Ему девять. И он жил с отцом в старом заброшенном доме, вдали от каких-либо людей. В доме не было воды и света, но Томас считал, что они живут ничуть не хуже, а даже лучше, чем другие.
Томас вывел ещё одно слово и замер, напряжённо глядя в пергамент. Неверно. Вместо одной буквы у него вышла абсолютно другая. Это была уже пятая ошибка в одном предложении. Он сидел тут уже час и не мог сосредоточиться, пока за спиной нависала тяжёлая фигура отца. У того заканчивалось терпение.
— Да ты можешь хоть переписать нормально, щенок?! — терпение закончилось.
Отец грубо схватил его за волосы, и Томас задержал дыхание, готовый к удару. Он был не вправе сопротивляться. Его с размаху приложили головой об стол, и Томас едва сдержал болезненный всхлип. В горло потекла горячая жидкость с металлическим привкусом, и Томас поднял голову, как только хватка отца ослабла.
На пергамент капали алые капли, оставляя безобразные кляксы. Томас больше не шевелился, терпя тупую боль в разбитом носу и противное ощущение от привкуса собственной крови.
— Иди умойся, — отец грубо пихнул его в плечо, и Томас свалился с трехногого табурета, не удержавшись.
Он тут же вскочил на ноги и побежал на задний двор. Не хватало только отхватить ещё и за медлительность. Задний двор порос сорняком, через него была протоптана лишь тропинка дальше в лес и к ручью. Оттуда отец и носил воду.
Томас зачерпнул тёплой воды из корыта и, пытаясь сильно не задевать нос, стал смывать кровь с лица. Не в первый раз. Он привык к такому воспитанию и был уверен, что иначе никак нельзя.
Поднял голову к небу и глубоко вдохнул ртом, ожидая, пока кровь всё же перестанет идти. Иногда хотелось уйти. Куда-нибудь в лес, подальше, жить одному, но так, как хочется только ему. Но без отца было не выжить.
Уже ночью, лёжа на своей лежанке возле печи, Томас разглядывал картинки единственной книги. Освещения в доме не было, но он прекрасно видел в темноте и без всяких источников света. Да и буквы ему не нужно было видеть, всё равно Томас не мог прочитать написанного. Лишь знал от отца, что это была книга о Скандинавской мифологии. Эти два слова не давали ему абсолютно никакой информации, и Томас с лёгкой детской руки назвал их сказками.
Он в которой раз разглядывал рисунок гигантского волка, которого заковывали в цепи. Люди на его фоне были совсем крошечные, но как-то держали большой меч, направляя его ровно на пасть волка. Тот щерился в оскале, и Томасу думалось, что он испуган. За что его заковали? Что он такого сделал людям, раз те решили, что это единственный выход? У Томаса ответа не было, но он чувствовал странное родство с этим зверем.
* * *
— Пошевеливайся, — грубый тычок в спину заставил идти быстрее.

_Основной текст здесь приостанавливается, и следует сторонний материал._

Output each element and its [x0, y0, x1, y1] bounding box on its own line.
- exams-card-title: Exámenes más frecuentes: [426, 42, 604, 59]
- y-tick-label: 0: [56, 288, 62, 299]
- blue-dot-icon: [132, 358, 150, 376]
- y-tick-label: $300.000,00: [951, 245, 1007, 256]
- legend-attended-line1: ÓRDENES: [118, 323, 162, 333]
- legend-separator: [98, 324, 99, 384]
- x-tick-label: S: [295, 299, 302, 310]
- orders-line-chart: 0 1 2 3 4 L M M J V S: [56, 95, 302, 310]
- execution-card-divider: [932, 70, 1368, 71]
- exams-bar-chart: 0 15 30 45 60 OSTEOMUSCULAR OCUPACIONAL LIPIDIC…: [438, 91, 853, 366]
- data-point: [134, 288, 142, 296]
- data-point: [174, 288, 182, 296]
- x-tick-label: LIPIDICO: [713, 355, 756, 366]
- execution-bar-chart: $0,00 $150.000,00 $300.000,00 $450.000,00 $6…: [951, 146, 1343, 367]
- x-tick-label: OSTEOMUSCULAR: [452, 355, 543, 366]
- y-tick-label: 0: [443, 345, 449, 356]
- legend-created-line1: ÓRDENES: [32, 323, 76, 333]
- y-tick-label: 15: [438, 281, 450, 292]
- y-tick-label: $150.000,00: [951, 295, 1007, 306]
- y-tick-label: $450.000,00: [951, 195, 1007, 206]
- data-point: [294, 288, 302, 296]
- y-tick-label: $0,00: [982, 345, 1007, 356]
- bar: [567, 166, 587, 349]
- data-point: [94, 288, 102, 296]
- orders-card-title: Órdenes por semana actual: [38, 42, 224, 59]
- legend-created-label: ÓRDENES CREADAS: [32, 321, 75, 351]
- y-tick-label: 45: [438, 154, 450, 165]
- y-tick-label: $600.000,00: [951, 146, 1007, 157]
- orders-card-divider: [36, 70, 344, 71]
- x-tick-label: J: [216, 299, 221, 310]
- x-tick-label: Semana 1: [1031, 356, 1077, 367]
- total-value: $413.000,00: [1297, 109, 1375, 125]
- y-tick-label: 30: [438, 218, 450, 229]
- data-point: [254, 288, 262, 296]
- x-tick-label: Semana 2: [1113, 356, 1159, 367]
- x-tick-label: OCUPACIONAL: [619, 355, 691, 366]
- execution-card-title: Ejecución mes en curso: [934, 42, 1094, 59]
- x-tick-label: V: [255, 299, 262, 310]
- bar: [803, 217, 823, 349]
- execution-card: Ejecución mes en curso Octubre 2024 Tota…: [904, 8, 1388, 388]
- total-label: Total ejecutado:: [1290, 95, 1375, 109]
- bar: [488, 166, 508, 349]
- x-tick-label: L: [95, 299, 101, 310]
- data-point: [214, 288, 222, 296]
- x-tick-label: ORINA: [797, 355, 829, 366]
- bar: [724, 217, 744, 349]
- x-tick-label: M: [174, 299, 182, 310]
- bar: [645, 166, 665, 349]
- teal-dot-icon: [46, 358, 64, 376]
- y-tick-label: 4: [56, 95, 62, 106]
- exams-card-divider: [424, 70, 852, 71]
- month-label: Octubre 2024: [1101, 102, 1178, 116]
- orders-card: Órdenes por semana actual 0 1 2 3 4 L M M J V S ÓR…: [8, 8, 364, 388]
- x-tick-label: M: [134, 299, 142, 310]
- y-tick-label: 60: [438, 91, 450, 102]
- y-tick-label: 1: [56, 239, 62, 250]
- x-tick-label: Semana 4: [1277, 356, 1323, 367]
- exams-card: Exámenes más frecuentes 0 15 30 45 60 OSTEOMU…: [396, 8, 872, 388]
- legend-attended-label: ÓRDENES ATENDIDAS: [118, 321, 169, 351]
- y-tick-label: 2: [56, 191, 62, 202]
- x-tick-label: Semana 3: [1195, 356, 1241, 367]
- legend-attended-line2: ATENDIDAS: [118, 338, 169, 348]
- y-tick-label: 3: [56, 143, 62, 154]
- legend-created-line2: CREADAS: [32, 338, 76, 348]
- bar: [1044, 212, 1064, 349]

Редко, но всё же отец брал его с собой в город. Томасу тут не нравилось. Кругом было множество незнакомых запахов и шума, а непроходимая чаща домов пугала — в лесу меж деревьев он ориентировался лучше. Томас старался не отставать от отца, боясь потерять его в толпе людей.
Ему двенадцать. И люди не смотрели на него напрямую, спешили отвести взгляд. Он глядел на мир исподлобья, ссутулив плечи. Хмурил брови, и взгляд синих глаз был холоден. Томас старался подражать своему отцу. И прохожие, едва взглянув на них, спешили убраться подальше.
Томас притормозил около большой витрины, наполненной пирожными. Что такое витрина и пирожные он не знал, но пахло у пекарни настолько изумительно, что в животе голодно заурчало. Он не ел с самого утра, но, не желая злить отца, поспешил следом за ним.
— Стой тут, — отец натянул на голову капюшон плаща и завернул в проулок.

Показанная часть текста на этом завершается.